2.2 count - Declare and export a function named count. The purpose of this function is to count the number of numbers in a List. Given a List of numbers, it should return the List's length. An empty List should return 0. Example usage:

print(count(listify(1, 2, 3))); // Prints 3

2.3 average - Declare and export a function named average. Given a List of numbers, the purpose of this function is to return the average value of the List. Example usage:

print(average(listify(1, 2, 3))); // Prints 2

2.4 filterAboveCarriage - Declare and export a function named filterAboveCarriage. Given a List of Car objects as a first argument, and a carriage number as a second argument, return a List of all Car objects whose carriage property is greater than the given carriage number. Example usage:

let filtered: List<Car> = filterAboveCarriage(data, 20);
print(filtered); // Only displays cars whose carriage property is greater than 20

2.5 filterByColor - Declare and export a function named filterByColor. Given a List of Car objects as a first argument, and a color string as a second argument, return a List of all Car objects whose color property is equal to the given color parameter. Notice this is exactly like the filterByYellow function you wrote in walk. This function, however, will be more generally useful because it uses a parameter to specify the color you want to filter by.

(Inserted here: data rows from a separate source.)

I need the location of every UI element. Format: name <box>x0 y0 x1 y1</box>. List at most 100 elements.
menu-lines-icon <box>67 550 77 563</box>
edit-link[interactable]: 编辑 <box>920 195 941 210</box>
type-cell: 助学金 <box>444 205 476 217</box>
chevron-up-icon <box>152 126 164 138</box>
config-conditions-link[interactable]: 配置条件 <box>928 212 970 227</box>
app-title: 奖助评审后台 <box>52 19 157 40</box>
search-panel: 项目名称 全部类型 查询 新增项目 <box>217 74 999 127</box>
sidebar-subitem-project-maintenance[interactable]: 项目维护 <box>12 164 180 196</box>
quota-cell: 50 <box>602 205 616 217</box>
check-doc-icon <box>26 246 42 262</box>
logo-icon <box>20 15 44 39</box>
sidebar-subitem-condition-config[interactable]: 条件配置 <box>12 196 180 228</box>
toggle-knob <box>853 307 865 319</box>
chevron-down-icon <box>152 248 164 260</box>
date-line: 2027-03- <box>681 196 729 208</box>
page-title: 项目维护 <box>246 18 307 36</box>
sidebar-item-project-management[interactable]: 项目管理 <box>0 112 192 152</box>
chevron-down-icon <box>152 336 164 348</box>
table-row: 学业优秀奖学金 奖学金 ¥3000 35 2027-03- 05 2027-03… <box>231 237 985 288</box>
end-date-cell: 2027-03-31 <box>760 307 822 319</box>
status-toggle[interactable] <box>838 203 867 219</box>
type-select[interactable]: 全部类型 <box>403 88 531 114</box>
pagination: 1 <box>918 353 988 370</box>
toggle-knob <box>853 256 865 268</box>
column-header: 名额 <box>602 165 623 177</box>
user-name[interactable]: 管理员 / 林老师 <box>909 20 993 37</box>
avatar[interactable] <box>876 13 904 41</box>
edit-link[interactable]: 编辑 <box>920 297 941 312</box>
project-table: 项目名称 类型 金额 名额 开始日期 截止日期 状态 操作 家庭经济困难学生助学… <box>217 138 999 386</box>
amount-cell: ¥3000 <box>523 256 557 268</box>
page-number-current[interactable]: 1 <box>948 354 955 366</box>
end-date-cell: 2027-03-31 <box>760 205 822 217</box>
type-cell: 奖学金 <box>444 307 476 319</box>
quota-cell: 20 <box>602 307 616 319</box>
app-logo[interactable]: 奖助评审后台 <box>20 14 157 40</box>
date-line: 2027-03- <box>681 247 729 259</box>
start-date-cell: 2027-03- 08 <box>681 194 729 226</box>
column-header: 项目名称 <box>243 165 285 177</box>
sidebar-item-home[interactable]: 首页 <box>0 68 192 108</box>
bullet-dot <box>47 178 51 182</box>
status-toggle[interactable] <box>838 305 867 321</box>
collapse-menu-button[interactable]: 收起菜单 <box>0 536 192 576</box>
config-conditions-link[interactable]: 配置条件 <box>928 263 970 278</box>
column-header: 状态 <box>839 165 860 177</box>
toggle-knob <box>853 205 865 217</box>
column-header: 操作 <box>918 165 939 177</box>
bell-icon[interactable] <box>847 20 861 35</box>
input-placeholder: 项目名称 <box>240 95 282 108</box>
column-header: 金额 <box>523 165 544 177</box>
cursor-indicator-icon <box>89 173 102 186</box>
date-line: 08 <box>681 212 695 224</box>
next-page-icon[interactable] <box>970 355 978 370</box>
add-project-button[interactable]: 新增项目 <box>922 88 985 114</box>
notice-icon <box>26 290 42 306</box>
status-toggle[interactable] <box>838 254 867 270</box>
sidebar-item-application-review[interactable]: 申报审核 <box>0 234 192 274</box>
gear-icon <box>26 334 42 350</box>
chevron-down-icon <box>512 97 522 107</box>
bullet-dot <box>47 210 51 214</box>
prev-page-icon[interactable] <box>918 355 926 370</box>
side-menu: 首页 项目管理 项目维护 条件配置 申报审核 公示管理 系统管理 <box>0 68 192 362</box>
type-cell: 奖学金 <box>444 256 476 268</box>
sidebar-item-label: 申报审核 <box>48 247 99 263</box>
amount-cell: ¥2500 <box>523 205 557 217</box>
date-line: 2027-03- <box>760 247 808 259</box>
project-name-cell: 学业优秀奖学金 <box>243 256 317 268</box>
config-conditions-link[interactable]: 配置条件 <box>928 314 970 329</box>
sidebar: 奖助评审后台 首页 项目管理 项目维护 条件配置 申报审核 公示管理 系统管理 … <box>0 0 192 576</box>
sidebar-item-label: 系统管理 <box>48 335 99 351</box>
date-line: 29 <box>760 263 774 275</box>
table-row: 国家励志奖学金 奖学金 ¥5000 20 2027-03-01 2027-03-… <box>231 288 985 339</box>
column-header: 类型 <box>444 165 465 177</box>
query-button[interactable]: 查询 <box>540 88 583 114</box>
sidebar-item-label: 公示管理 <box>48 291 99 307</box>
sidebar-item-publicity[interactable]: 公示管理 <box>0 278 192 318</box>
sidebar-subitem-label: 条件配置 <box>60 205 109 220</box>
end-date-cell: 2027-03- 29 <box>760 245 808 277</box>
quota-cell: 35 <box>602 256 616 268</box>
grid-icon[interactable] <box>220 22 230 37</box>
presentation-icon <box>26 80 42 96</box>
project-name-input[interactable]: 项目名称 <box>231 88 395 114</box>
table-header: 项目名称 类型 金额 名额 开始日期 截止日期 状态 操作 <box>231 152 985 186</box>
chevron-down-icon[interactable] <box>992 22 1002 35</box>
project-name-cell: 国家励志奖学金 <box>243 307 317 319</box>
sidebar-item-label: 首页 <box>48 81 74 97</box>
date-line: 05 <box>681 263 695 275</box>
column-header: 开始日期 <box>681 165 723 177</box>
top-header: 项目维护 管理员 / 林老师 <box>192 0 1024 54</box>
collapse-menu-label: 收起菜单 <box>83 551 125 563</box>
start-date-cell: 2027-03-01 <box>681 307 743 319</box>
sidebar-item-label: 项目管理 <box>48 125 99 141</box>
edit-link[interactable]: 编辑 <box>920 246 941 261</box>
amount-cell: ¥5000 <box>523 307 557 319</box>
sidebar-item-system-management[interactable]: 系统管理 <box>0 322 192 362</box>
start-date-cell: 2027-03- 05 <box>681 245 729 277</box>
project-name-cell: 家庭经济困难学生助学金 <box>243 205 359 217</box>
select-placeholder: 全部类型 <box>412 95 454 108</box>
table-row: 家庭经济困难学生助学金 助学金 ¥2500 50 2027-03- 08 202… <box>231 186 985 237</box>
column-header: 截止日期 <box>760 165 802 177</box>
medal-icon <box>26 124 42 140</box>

let filtered: List<Car> = filterByColor(data, "blue");
print(filtered); // Only displays cars whose color property is blue

2.6 mapToCarriage - Declare and export a function named mapToCarriage. Given a List of Car objects as an argument, this function should return a List of numbers, and more specifically the carriage numbers, of each Car in the original List.

let carriageNumbers: List<number> = mapToCarriage(data);
print(carriageNumbers); // Only displays the carriage numbers of each Car

2.7 findClue2 - Now that you have all of the functions above, you're ready to solve for clue 2! Define and export a function named findClue2. Given a List of Cars, it should return the note property of the first Car in the List that is blue and has a carriage number property above the average of all of the Cars in the input list. You should be able to complete this function by making use of the functions above. You can assume there will always be a Car in the input List that meets these criteria. Hint: break this function down into a sequence of steps by initializing and using multiple intermediate variables step-by-step. To test your progress, print your intermediate variable values and return an empty string until your final result is computed. Example usage:

let clue2: string = findClue2(data);
print("Clue 2:" + clue2);

You have solved the Jog segment of this problem set when your findClue2 function returns a note containing the word "escaped". Print it out to reveal the clue. Once you have this working, submit for grading to check to be sure you have all edge cases completed before continuing to the final step of finding THE THIEF.

Catching the Thief - Sprint

3.1 - findThief - Declare and export a function named findThief. Given a List of train Cars, this function should return the name of the person in the Car with a top hatch property who is armed with the weapon found in clue 2. For this final segment of the problem set, you will need to write your own helper function(s) like we did for the first two clues to filter down the list of suspects to 1. We will not grade you on these helper functions, so you are free to experiment, we will only grade based on the correctness of the findThief function. Example usage:

let thief: string = findThief(data);
print("Thief: " + thief);

Hint #: to filter by weapon, define a filter function that evaluates the weapon property using the string method includes as shown lecture 4.

Once you've found the culprit, submit for final grading. Case closed? Great work!